Contre l’écologie, les députés veulent renforcer l’arsenal pénal - La dérive périlleuse de l’État face aux contestations environnementales, et autres, par Charles-Elie Guzman (up-magazine.info)

29 Janvier 2021, 16:59pm

Publié par ERASME

" À l’initiative de Barbara Pompili, ministre de l’Écologie, une mission d’information parlementaire a été menée sur « les entraves à l’exercice de certaines activités légales », notamment l’agriculture, le commerce de viande, l’abattage et la chasse. L’objectif des députés est clair : accentuer la répression pénale des lanceurs d’alerte et des actions de désobéissance civile qui dénoncent entre autres l’utilisation des pesticides, l’élevage industriel et la chasse. Le rapport parlementaire présidé par le député Les Républicains Xavier Breton, et les deux rapporteurs, Martine Leguille-Balloy et Alain Perea, tous deux affiliés à La République en marche, a été adopté ce mardi 26 janvier. Sa lecture donne la nausée et augure d’un renforcement de l’arsenal autoritaire de l’État contre l’écologie.

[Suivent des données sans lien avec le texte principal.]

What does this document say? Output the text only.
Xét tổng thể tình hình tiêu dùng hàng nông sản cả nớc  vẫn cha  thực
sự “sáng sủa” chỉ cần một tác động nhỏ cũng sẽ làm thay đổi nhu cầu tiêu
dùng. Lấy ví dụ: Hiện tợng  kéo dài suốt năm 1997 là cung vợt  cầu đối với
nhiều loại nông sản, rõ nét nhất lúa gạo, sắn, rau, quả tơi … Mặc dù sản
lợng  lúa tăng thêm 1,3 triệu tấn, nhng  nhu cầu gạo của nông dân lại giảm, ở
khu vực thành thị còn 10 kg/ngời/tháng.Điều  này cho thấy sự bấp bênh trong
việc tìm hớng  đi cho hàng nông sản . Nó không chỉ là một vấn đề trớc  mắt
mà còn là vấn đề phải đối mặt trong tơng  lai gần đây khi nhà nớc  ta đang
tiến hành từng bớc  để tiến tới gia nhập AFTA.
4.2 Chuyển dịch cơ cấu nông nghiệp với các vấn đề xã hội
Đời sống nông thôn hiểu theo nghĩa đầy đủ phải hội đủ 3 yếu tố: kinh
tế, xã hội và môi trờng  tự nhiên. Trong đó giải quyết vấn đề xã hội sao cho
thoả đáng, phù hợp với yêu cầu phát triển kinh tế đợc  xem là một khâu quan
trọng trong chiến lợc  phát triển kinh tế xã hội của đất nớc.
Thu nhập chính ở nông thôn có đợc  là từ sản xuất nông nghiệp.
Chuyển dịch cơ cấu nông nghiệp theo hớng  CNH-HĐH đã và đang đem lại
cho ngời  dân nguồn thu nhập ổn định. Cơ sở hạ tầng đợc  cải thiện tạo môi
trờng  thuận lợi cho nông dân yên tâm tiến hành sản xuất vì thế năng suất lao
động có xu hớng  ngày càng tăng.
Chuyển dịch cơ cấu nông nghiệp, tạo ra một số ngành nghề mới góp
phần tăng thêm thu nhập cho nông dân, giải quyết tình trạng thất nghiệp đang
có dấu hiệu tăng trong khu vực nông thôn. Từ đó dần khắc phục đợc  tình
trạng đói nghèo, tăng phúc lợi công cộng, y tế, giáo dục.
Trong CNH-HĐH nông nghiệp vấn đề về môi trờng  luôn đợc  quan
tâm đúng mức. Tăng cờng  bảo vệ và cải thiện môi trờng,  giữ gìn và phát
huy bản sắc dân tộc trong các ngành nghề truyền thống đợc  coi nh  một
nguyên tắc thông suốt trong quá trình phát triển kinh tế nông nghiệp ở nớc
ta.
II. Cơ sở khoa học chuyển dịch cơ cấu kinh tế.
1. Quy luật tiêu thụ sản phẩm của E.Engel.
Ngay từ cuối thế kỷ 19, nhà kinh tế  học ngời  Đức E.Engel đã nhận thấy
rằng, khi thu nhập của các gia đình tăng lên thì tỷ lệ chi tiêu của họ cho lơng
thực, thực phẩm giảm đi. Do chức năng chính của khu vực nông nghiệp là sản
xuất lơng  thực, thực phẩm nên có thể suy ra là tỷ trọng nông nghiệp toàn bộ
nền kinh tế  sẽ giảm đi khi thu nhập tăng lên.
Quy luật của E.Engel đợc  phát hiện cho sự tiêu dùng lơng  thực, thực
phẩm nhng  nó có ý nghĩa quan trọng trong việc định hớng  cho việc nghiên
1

Hasard du calendrier ou cynisme politique absolu, alors que le gouvernement se gargarise de mots sur la protection de la biodiversité ou la préservation du bien-être animal, un rapport parlementaire allant à contre-sens est adopté ; il propose un arsenal de mesures destinées à accentuer la pression pénale contre tous ceux qui informeraient, dénonceraient, alerteraient ou voudraient s’opposer à des pratiques contraires à l’environnement et au respect de la nature. Les militants antiglyphosate ou antichasse n’ont désormais qu’à bien se tenir. Ceux qui filment dans les abattoirs pour dénoncer des pratiques scandaleuses risquent maintenant la prison. Le voisin d’un agriculteur épandant des pesticides risque désormais gros s’il fait part de son mécontentement. S’il vous venait à l’idée de filmer une chasse à courre pour sensibiliser au bien-être animal, vous risquerez 1 an de prison et 45.000 € d’amende.

Notre confrère Reporterre a analysé et publié ce rapport parlementaire adopté à la quasi-unanimité. Seuls trois parlementaires (Chantal Jourdan, Delphine Batho et Dominique Potier) ont voté contre la publication de ce document à charge, dont les recommandations visent à porter une nouvelle atteinte aux libertés fondamentales. "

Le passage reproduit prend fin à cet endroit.